I’m developing an application with two threads using the driver API.

Thread 1 preprocesses the data using CUDA.
Thread 2 uses the results from thread 1.

The problem is that I have to switch the contexts all the time.
If I allocate a memory I do not know in which context I’m currently in
and therefore create the memory in the context which is currently active.
Is there a possibility to tell the cuMemAlloc… methods in which context
the memory should be allocated.

My first thought was to activate the context by myself, but then I realized
the the other thread could steal the context. Is there a better way, or do I have to create some locking mechanism?


In CUDA 4.0 and newer, there is only one context per process. Or is that for the runtime API only?

No, I’m currently working with the DriverAPI. Do you really mean process or thread?
As you said, there is one context per process only, how are different devices treated, also in one context?
If I could get some more details that would help me very much.

Can more devices share a single context?

The question “Or is that for the runtime API only?” was a true question for someone on this forum who knows. I don’t know the answer (as I have never used the driver API).

What I was referring to in my post was that in CUDA earlier than 4.0, there was one context per thread.
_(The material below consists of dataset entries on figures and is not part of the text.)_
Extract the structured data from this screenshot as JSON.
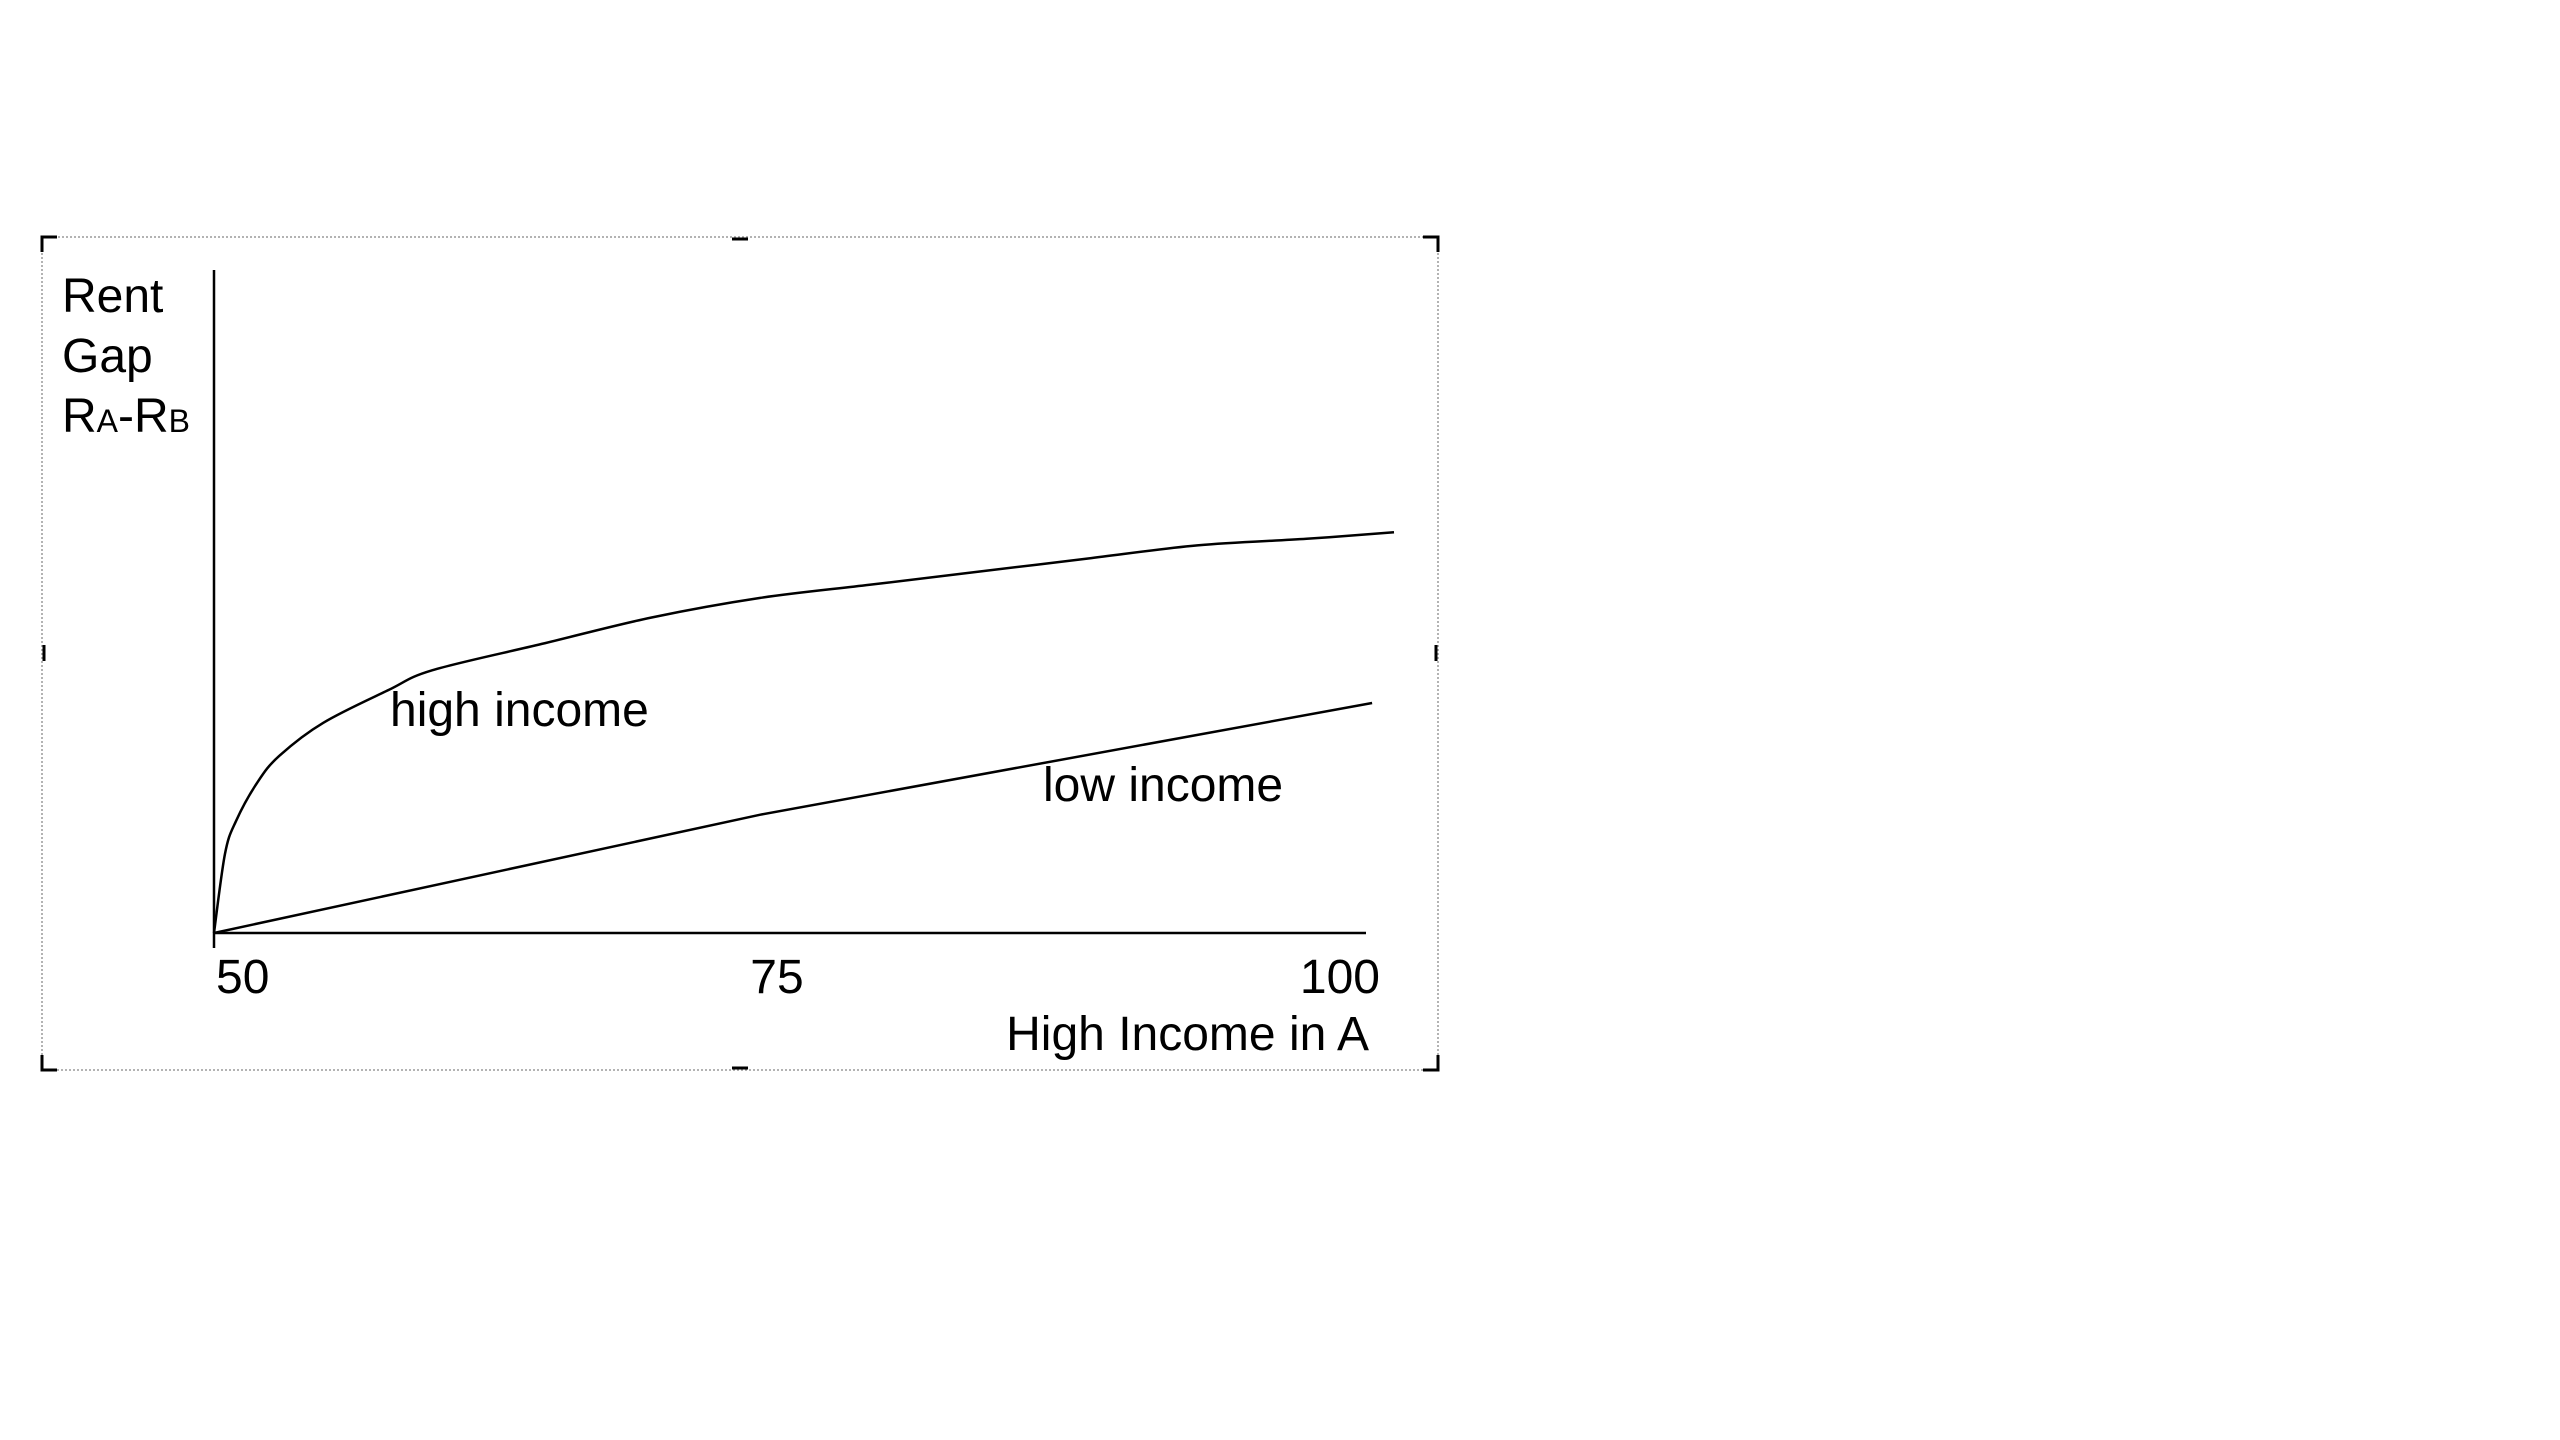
{
  "chart_data": {
    "type": "line",
    "xlabel": "High Income in A",
    "ylabel": {
      "lines": [
        "Rent",
        "Gap"
      ],
      "formula": {
        "r1": "R",
        "sub1": "A",
        "dash": "-",
        "r2": "R",
        "sub2": "B"
      }
    },
    "x_ticks": [
      {
        "value": 50,
        "label": "50"
      },
      {
        "value": 75,
        "label": "75"
      },
      {
        "value": 100,
        "label": "100"
      }
    ],
    "xlim": [
      50,
      104
    ],
    "ylim": [
      0,
      1
    ],
    "grid": false,
    "legend": "none",
    "series": [
      {
        "name": "high income",
        "x": [
          50,
          50.5,
          51,
          52,
          53,
          55,
          58,
          60,
          65,
          70,
          75,
          80,
          85,
          90,
          95,
          100,
          104
        ],
        "y": [
          0,
          0.12,
          0.17,
          0.23,
          0.27,
          0.32,
          0.37,
          0.4,
          0.44,
          0.48,
          0.51,
          0.53,
          0.55,
          0.57,
          0.59,
          0.6,
          0.61
        ]
      },
      {
        "name": "low income",
        "x": [
          50,
          75,
          103
        ],
        "y": [
          0,
          0.18,
          0.35
        ]
      }
    ],
    "colors": {
      "line": "#000000",
      "frame": "#9a9a9a",
      "handles": "#000000"
    }
  }
}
But in CUDA 4.0 and newer, only one context per process. That one context can access all devices in the system. For example (runtime API)
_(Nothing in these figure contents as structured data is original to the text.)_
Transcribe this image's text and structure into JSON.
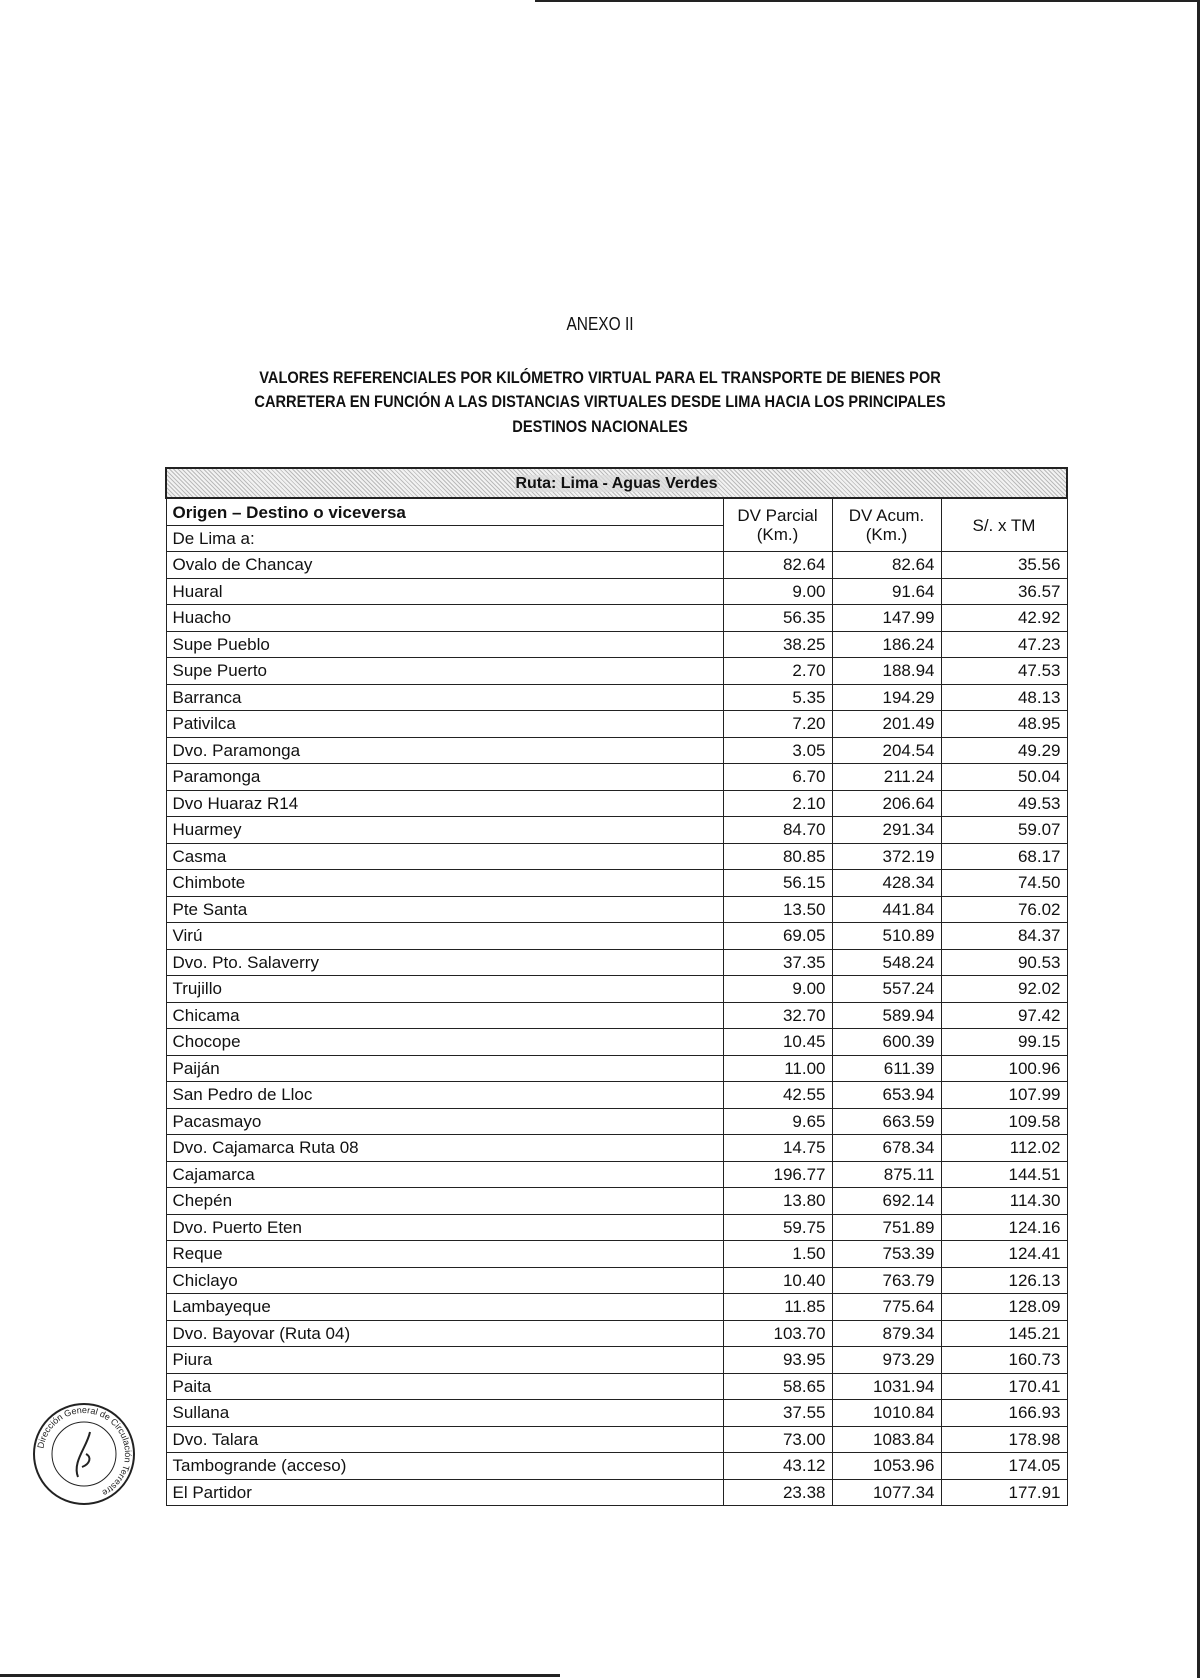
{
  "annex": "ANEXO II",
  "title_lines": [
    "VALORES REFERENCIALES POR KILÓMETRO VIRTUAL PARA EL TRANSPORTE DE BIENES POR",
    "CARRETERA EN FUNCIÓN A LAS DISTANCIAS VIRTUALES DESDE LIMA HACIA LOS PRINCIPALES",
    "DESTINOS NACIONALES"
  ],
  "table": {
    "route": "Ruta: Lima - Aguas Verdes",
    "header_origin": "Origen – Destino o viceversa",
    "header_sub": "De Lima a:",
    "col_parcial": [
      "DV Parcial",
      "(Km.)"
    ],
    "col_acum": [
      "DV Acum.",
      "(Km.)"
    ],
    "col_tm": "S/. x TM",
    "rows": [
      [
        "Ovalo de Chancay",
        "82.64",
        "82.64",
        "35.56"
      ],
      [
        "Huaral",
        "9.00",
        "91.64",
        "36.57"
      ],
      [
        "Huacho",
        "56.35",
        "147.99",
        "42.92"
      ],
      [
        "Supe Pueblo",
        "38.25",
        "186.24",
        "47.23"
      ],
      [
        "Supe Puerto",
        "2.70",
        "188.94",
        "47.53"
      ],
      [
        "Barranca",
        "5.35",
        "194.29",
        "48.13"
      ],
      [
        "Pativilca",
        "7.20",
        "201.49",
        "48.95"
      ],
      [
        "Dvo. Paramonga",
        "3.05",
        "204.54",
        "49.29"
      ],
      [
        "Paramonga",
        "6.70",
        "211.24",
        "50.04"
      ],
      [
        "Dvo Huaraz R14",
        "2.10",
        "206.64",
        "49.53"
      ],
      [
        "Huarmey",
        "84.70",
        "291.34",
        "59.07"
      ],
      [
        "Casma",
        "80.85",
        "372.19",
        "68.17"
      ],
      [
        "Chimbote",
        "56.15",
        "428.34",
        "74.50"
      ],
      [
        "Pte Santa",
        "13.50",
        "441.84",
        "76.02"
      ],
      [
        "Virú",
        "69.05",
        "510.89",
        "84.37"
      ],
      [
        "Dvo. Pto. Salaverry",
        "37.35",
        "548.24",
        "90.53"
      ],
      [
        "Trujillo",
        "9.00",
        "557.24",
        "92.02"
      ],
      [
        "Chicama",
        "32.70",
        "589.94",
        "97.42"
      ],
      [
        "Chocope",
        "10.45",
        "600.39",
        "99.15"
      ],
      [
        "Paiján",
        "11.00",
        "611.39",
        "100.96"
      ],
      [
        "San Pedro de Lloc",
        "42.55",
        "653.94",
        "107.99"
      ],
      [
        "Pacasmayo",
        "9.65",
        "663.59",
        "109.58"
      ],
      [
        "Dvo. Cajamarca Ruta 08",
        "14.75",
        "678.34",
        "112.02"
      ],
      [
        "Cajamarca",
        "196.77",
        "875.11",
        "144.51"
      ],
      [
        "Chepén",
        "13.80",
        "692.14",
        "114.30"
      ],
      [
        "Dvo. Puerto Eten",
        "59.75",
        "751.89",
        "124.16"
      ],
      [
        "Reque",
        "1.50",
        "753.39",
        "124.41"
      ],
      [
        "Chiclayo",
        "10.40",
        "763.79",
        "126.13"
      ],
      [
        "Lambayeque",
        "11.85",
        "775.64",
        "128.09"
      ],
      [
        "Dvo. Bayovar (Ruta 04)",
        "103.70",
        "879.34",
        "145.21"
      ],
      [
        "Piura",
        "93.95",
        "973.29",
        "160.73"
      ],
      [
        "Paita",
        "58.65",
        "1031.94",
        "170.41"
      ],
      [
        "Sullana",
        "37.55",
        "1010.84",
        "166.93"
      ],
      [
        "Dvo. Talara",
        "73.00",
        "1083.84",
        "178.98"
      ],
      [
        "Tambogrande (acceso)",
        "43.12",
        "1053.96",
        "174.05"
      ],
      [
        "El Partidor",
        "23.38",
        "1077.34",
        "177.91"
      ]
    ]
  },
  "stamp_text": "Dirección General de Circulación Terrestre"
}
This is mentioned in section 3.2.6 of the programming guide (4.2). The behavior is explicitly described in detail in the reference manual entry for cudaSetDevice(), which says:

I guess all I’m telling you is that it is possible to work around your problem by using one context for the whole process, because the runtime API does it. Though, Someone who knows the driver API will have to comment on how exactly you can accomplish this.

Your other option would be to use the IPC calls, but those are really designed for sharing device memory with another processes entirely.

OK, I see your point.

Since I have to create a context using the cuCtxCreate I also have to give the device for the context as an argument.
So it seems that the context is attached to the device, but this context is bound to the process.

Maybe the runtime API has its own switching mechanism. Maybe someone of nvidia could help on this?


(long, semi-related explanation of runtime API and contexts follows; skip to the line if you just want the answer to your question)

Since I designed this, I guess it falls to me to explain it.

Prior to CUDA 4.0, context management was simple: every thread had a TLS slot that identified which context was currently bound to that thread, and every context could only be bound to one thread at a time. Additionally, every context was only bound to a single device for the entire lifetime of the context. (I’m ignoring the context stack stuff; it doesn’t really matter)

In CUDA 4.0, we enabled multithreaded access to contexts so a single context could belong to more than one thread. So, as of 4.0:

  • a context belongs to a single device

  • a thread has a single context bound at a time (again, ignoring context stack stuff)

  • a context can be bound to multiple threads simultaneously

The driver API works exactly how you’d expect given these definitions, but the runtime API is more complicated. In particular, I felt it was very important that the following piece of code work exactly as you’d expect:








cudaDeviceSynchronize(); // wait for kernel to finish; in other words, go back to the same context as initially

Additionally, cudaSetDevice(0) in one thread needs to access the same context as cudaSetDevice(0) in another thread.

What the runtime API actually does is use a hidden API to create what’s called a primary context. Primary contexts are the same as any other contexts, except that there can be only one for a device at a time. (We’ve never exposed it because the API is ugly and we don’t like it, but we also don’t have a good way to fix it. It’s one of those places where we look at the API and think “damn, we really should have reference counted that thing instead of just having create/destroy.”)

The runtime API creates a context when there’s no context in the thread’s TLS context slot. So, if you do something like this, no primary context is created:

cuCtxCreate(&ctx, 0, 0); //create a context and place it in the thread's TLS context slot


Instead, a standard context will be created on device 0.

Meanwhile, if you just call cudaMalloc as your first CUDA call and never call cuCtxCreate first, a primary context will be created on device 0. You can’t access that directly via the driver API, but you can do something like

cudaMalloc(); // create primary context

cuCtxGetCurrent(&primaryCtx); //store the primary context



cuCtxSetCurrent(primaryCtx); // go back to the primary context created by the runtime

cuLaunchKernel(...); // do more driver API calls on the primary context

The programming model that I generally recommend is one context per device per process. In 4.0, it’s really trivial to share these; just create them (either with driver or runtime API, doesn’t matter) and use them from whichever thread you want. The only time things get crazy is when you’re mixing runtime-created and driver-created contexts in the same app.

If you don’t want to worry about primary contexts versus normal contexts, the easy thing to do is to always create your contexts and manage contexts using the same API, either driver or runtime. If you do that, everything is straightforward and basically works as you’d expect.


Hi tmurray,

thank you very much for the detailed explanation. I think I have found a suitable solution now, and will keep one context for each device.
I will also do the context switch internally, so it seems I’m getting more and more into the runtime API…